A recomendação mais normal é sempre tentar primeiro pagar todas as dívidas para então começar a poupar. A razão disso é que as taxas de juros cobradas pelos empréstimos costumam ser muito maiores que as taxas pagas pelos investimentos. Mas há também outros fatores a se considerar.

Em primeiro lugar, os juros no Brasil estão caindo de uma maneira muito forte. As recentes turbulências políticas podem diminuir a rapidez desta queda, mas os baixos níveis de inflação e atividade econômica indicam que a queda deve continuar.

Neste cenário, os juros pagos às dívidas tendem a diminuir e ficar “um pouco mais próximas” dos juros dos investimentos.

Há claro alguns tipos de financiamentos que sempre terão juros muito altos: o cheque especial e as dívidas no cartão, mesmo com as recentes alterações nas regras do crédito rotativo, continuam a ser exorbitantes e devem ser sempre quitados o mais rápido possível.

Fora isso, pode haver exceções.

Criação de Fundo de Emergência

Se você tem dívidas mais ‘baratas’ como crédito consignado e alguns tipos de empréstimos pessoais, é interessante manter estes financiamentos e começar a montar um pequeno fundo de reserva para imprevistos.

Usar este dinheiro poupado para abater as dívidas seria a melhor opção sob o ponto de vista puramente financeiro. Mas há pelo menos duas grandes vantagens em se manter este fundo:

1. Este fundo pode ser usado para abater futuras dívidas caras.

Se no futuro ocorrer algum imprevisto, você provavelmente terá que recorrer a um empréstimo que possa ser disponibilizado rapidamente… e isso custa caro, pois terá que recorrer ao cheque especial ou ao cartão.

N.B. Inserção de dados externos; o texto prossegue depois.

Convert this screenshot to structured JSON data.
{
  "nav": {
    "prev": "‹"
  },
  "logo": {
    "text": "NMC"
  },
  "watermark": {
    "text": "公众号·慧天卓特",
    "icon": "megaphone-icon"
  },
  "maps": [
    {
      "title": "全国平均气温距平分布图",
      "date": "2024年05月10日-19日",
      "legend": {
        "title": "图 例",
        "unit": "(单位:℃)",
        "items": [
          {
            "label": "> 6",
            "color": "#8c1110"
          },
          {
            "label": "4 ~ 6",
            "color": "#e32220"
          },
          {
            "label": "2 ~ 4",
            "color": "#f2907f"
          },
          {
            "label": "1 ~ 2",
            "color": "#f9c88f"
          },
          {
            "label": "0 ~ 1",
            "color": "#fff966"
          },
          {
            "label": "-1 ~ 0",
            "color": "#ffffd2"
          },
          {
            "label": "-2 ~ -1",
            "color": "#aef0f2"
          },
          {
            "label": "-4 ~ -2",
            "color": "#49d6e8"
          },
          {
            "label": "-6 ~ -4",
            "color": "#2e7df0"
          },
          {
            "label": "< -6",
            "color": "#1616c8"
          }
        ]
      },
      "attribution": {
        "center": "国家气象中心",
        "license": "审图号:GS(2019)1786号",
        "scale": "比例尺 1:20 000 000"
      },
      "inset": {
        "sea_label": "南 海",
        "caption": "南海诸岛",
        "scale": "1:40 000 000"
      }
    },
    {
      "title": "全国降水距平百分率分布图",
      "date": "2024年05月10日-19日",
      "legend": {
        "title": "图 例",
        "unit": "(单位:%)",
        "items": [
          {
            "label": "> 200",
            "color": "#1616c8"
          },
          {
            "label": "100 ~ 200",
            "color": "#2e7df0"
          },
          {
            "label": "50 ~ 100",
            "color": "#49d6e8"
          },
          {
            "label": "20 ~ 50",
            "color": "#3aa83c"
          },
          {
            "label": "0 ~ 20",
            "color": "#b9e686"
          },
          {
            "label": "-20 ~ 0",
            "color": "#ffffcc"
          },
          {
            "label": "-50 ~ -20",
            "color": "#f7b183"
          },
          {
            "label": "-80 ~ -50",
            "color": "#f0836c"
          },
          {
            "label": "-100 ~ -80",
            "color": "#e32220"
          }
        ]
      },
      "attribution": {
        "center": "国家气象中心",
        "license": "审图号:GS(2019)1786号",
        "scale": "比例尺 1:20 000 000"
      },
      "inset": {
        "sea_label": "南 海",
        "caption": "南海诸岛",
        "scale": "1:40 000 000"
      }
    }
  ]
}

O seu fundo de reserva poderá ser usado para evitar este tipo de dívida, se não no valor total, pelo menos em parte dele, diminuído o seu prejuízo com os juros.

E se este imprevisto nunca ocorrer? Bem, fique feliz! Considere que este fundo criado por você é uma espécie de seguro: você tem, mas reza para que não seja necessário utilizá-lo.

2. Criar o hábito de poupar

Tem gente que já nasce com o “dom” de poupar. Se você não deu muita sorte e nasceu com o “dom” de gastar, então o jeito é ir treinando até conseguir mudar o seu comportamento.

Poupar regularmente, nem que seja uma quantia pequena, ajuda a criar um hábito saudável para as suas finanças pessoais. E neste caso, este hábito pode ser realmente mais importante que abater alguma dívida de curto prazo.